«Ну, хваленая. Очей очарованье… Чуть за семь вечера, а уже ночь… Мокро, знобко…» За какой-то час, пока Скоромцев в метро ехал, исчез свет, и улицы, теперь начиненные надоедливой сырью, показались ему неприветливыми, неопрятными.
Подрагивая, тускло подсвечивал асфальт, застеленный пленкой мороси. Ощупкой, выхватывая фарами дорогу, опасливее и глуше, чем днем, катили машины. Далёко и вчуже горели окна домов. У навеса остановки, оборотившись лицами в долгое темное нутро улицы, отыскивая, приманивая взглядами где-то замешкавшийся троллейбус, разобщенно и немо, съежившись и обнимая себя, стояли озябшие люди. Сонно обходя лужи, греясь друг об друга, без цели брели по пустому мрачному тротуару редкие пары.
«И отчего поэты так воспевают осень?.. Уныло, холодно и мало света. И больше ничего».

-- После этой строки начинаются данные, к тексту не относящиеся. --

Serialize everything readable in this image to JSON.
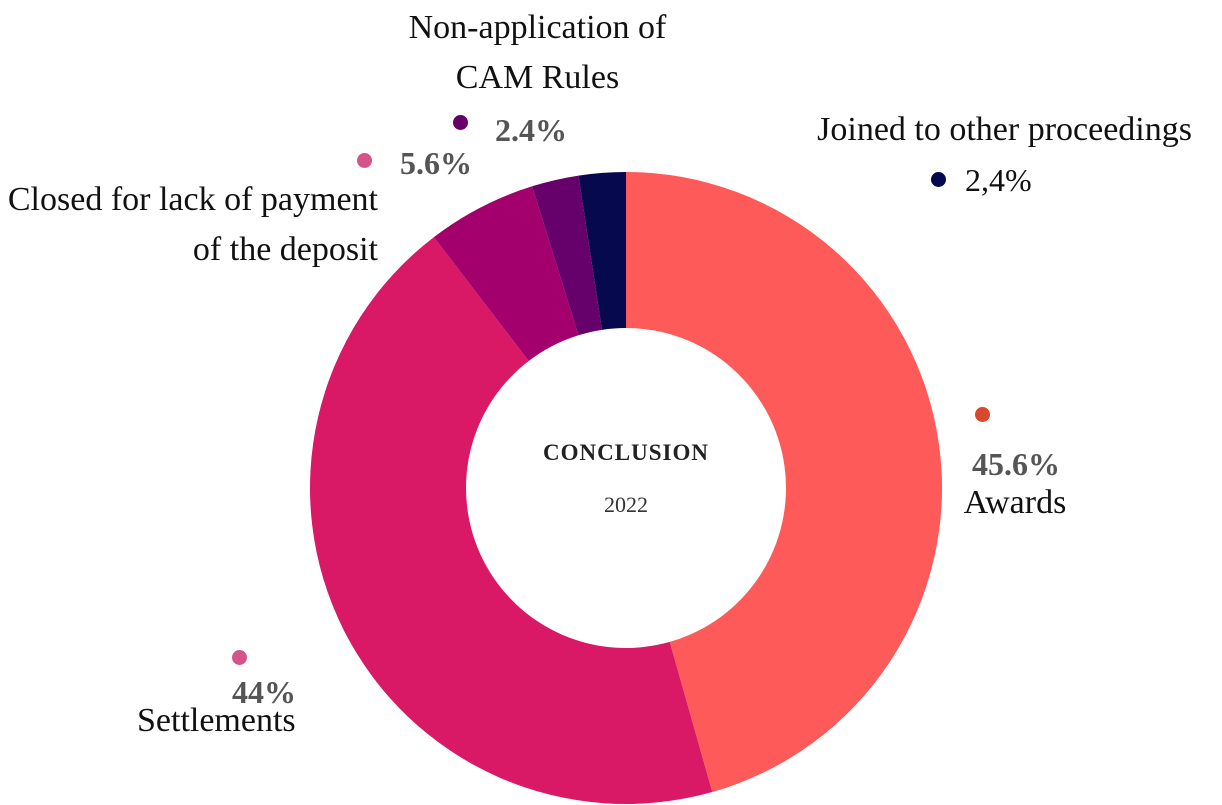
{
  "chart_data": {
    "type": "donut",
    "title": "CONCLUSION",
    "subtitle": "2022",
    "categories": [
      "Awards",
      "Settlements",
      "Closed for lack of payment of the deposit",
      "Non-application of CAM Rules",
      "Joined to other proceedings"
    ],
    "values": [
      45.6,
      44,
      5.6,
      2.4,
      2.4
    ],
    "value_labels": [
      "45.6%",
      "44%",
      "5.6%",
      "2.4%",
      "2,4%"
    ],
    "colors": [
      "#ff5a5a",
      "#d91866",
      "#a3006d",
      "#66006b",
      "#07094e"
    ],
    "marker_colors": [
      "#d9482a",
      "#d4548a",
      "#d4548a",
      "#66006b",
      "#07094e"
    ]
  }
}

Он решил, пока нет троллейбуса, пройти остановку пешком, чтобы, часом, не остыть, дожидаясь его. И мама по телефону, когда из института звонил, наказывала: не жди, не стой понапрасну, если нет транспорта, остынешь, простудишься и еще, не дай бог, заболеешь, лучше подтяни повыше шарф, запахнись и иди, остановки там короткие, иди и оглядывайся, и как увидишь, что троллейбус догоняет, ускорь шаг или добеги, чтобы успеть… «И все-то она у меня знает, обо всем помнит, волнуется… Скоро двадцать два, а она как с дошкольником»… Тем не менее поступил сейчас в точности так, как она советовала. Плотнее запахнулся, поддернул выше к подбородку, охватнее расправил шарф и, резвее, чем обыкновенно, зашагал к следующей остановке, время от времени оглядываясь, всматриваясь в плывущие по сырому темному воздуху вдогон огоньки.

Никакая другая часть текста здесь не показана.